Certi amori fanno dei giri immensi e poi ritornano. Questa è forse la frase-stereotipo più adatta a descrivere la reazione dei fan del rap italiano, in particolare di Guè Pequeno, all’annuncio dell’uscita di Fast Life 4. Una saga che parte dal lontano 2006, 15 anni fa ormai, anche se probabilmente percepiti 25 se pensiamo al ritmo delle mode e del susseguirsi di stili nuovi nel mercato discografico odierno.
Mentirei se dicessi che la scelta di pubblicare un progetto di questo tipo, con questi suoni, concetti e riferimenti, non fosse in controtendenza con tutto il resto, ma è anche vero che Gué Pequeno non ha mai distolto lo sguardo dalle sue radici, portandole con sé ovunque, anche quando sembrava essere entrato nel mondo pop dopo i successi con “Bravo Ragazzo”.
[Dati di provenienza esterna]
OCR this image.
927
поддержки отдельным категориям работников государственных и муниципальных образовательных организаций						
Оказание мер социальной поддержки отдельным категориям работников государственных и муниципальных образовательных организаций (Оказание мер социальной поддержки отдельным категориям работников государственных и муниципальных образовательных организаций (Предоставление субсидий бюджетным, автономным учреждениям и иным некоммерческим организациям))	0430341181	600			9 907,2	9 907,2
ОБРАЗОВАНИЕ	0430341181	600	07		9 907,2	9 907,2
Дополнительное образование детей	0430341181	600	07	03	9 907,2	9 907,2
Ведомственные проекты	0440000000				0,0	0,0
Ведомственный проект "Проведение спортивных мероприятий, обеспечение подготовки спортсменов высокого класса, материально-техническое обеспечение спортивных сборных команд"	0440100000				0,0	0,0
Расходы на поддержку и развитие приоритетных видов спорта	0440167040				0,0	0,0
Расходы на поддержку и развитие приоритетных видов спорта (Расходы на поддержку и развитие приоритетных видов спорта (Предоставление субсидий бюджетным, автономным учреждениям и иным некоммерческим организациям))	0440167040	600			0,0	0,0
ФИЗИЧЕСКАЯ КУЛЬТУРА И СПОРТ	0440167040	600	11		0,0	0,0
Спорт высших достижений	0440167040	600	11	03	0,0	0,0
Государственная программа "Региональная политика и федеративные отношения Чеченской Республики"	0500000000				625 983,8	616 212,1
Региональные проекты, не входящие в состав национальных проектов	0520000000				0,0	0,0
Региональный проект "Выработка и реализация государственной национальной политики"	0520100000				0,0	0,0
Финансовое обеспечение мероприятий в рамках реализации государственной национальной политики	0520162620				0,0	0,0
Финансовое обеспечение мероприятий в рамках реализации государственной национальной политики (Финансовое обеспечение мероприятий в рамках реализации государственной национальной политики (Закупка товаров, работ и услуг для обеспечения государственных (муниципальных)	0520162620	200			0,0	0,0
Fast Life 4 è la dichiarazione d’amore più grande che Guè Pequeno potesse fare nei confronti della sua cultura d’appartenenza. Ma non è l’unico in tutto lo Stivale, sia chiaro: nonostante il rap sia in cima alle classifiche c’è ancora chi si fa pioniere del genere proponendolo agli ascoltatori nella sua forma più classica e avulsa da influenze moderne. Artisti come Egreen o Nex Cassel, passando per Gionni Gioielli (tanto per fare dei nomi). Ciò che rende Fastlife 4 così importante rispetto a prodotti simili è il fatto che sia uscito come mixtape rap, crudo e tutt’altro che politically correct in un contesto mainstream, nel 2021; una “falla” nel mainstream italiano.
Questo progetto rappresenta la passione per la cultura e l’amore per i fan, dimostrato anche in un’intervista che Guè ha rilasciato pochi giorni fa, nella quale critica i colleghi che durante questo periodo hanno deliberatamente scelto di non fare uscire musica, esortandoli piuttosto a cambiare mentalità.
Il disco lo assimileranno bene in pochi, non tutti hanno gli enzimi per destrutturarlo, serve una cultura che non si fermi soltanto al mero Hip Hop, anzi, come fa ben intendere anche nel “Disclaimer“, sarebbe ottimale per l’ascoltatore saper cogliere i vari riferimenti filmici (Arancia Meccanica, la saga di Gi. I. Joe, Taken… Ecc) e alla cultura popular.
Nonostante ciò, la comprensione è stata resa più alla portata, almeno a livello di attitudine per capire il viaggio e il modo d’espressione, grazie alla riedizione de “Il Ragazzo D’oro” uscita pochi giorni prima, dando’occasione, a chi non lo conoscesse o non lo avesse ancora fatto, di metabolizzare quei messaggi e quelle esperienze per spianare il terreno e renderlo adatto alla semina di Fastlife 4.
Attenzione però a considerare questo disco come un possibile trendsetter per quelli futuri come fu ad esempio “Persona” di Marracash: Guè non vuole riportare in auge quel suono classico, l’intenzione che è passata è quella di voler fare un omaggio e di poterlo fare senza rischiare nulla.
Oltre ad avere la consapevolezza che questo sia un prodotto di nicchia, lui sa di essere uno dei pochi in ambito mainstram a potersi permettere di uscire con un disco che suoni come vent’anni fa senza che questo abbia ripercussioni sulla sua carriera. Il Guercio attualmente ha uno status che gli permette tali mosse rimanendo comunque in cima alla classifica, e questo, soprattutto in Italia, non è mai scontato. Oltre al suono, è stato interessante vedere alcune scelte: lo spazio ai nuovi emergenti come solitamente si fa in un tape che si rispetti (Vettosi, MV Killa, J Lord), il ritorno insieme a Salmo sulla stessa traccia, il featuring con Rasty Kilo, ma soprattutto la scelta di coinvolgere Bassi Maestro all’interno del nuovo progetto anche con il nuovo pseudonimo North Of Loreto.
Che il rap italiano riparta da Fastlife 4. E no, non è uno slogan politico, ma un auspicio. Non parlo di contenuti o di suono, ma di attitudine: i rapper italiani devono approcciarsi a questa musica con la giusta passione, devono farla trasparire attraverso rime, sporche e silenzi, devono far innamorare anche i neofiti se vogliono esser compresi fino in fondo, perché come mi ha detto un amico, “se non ti sei mai innamorato non potrai mai capire”.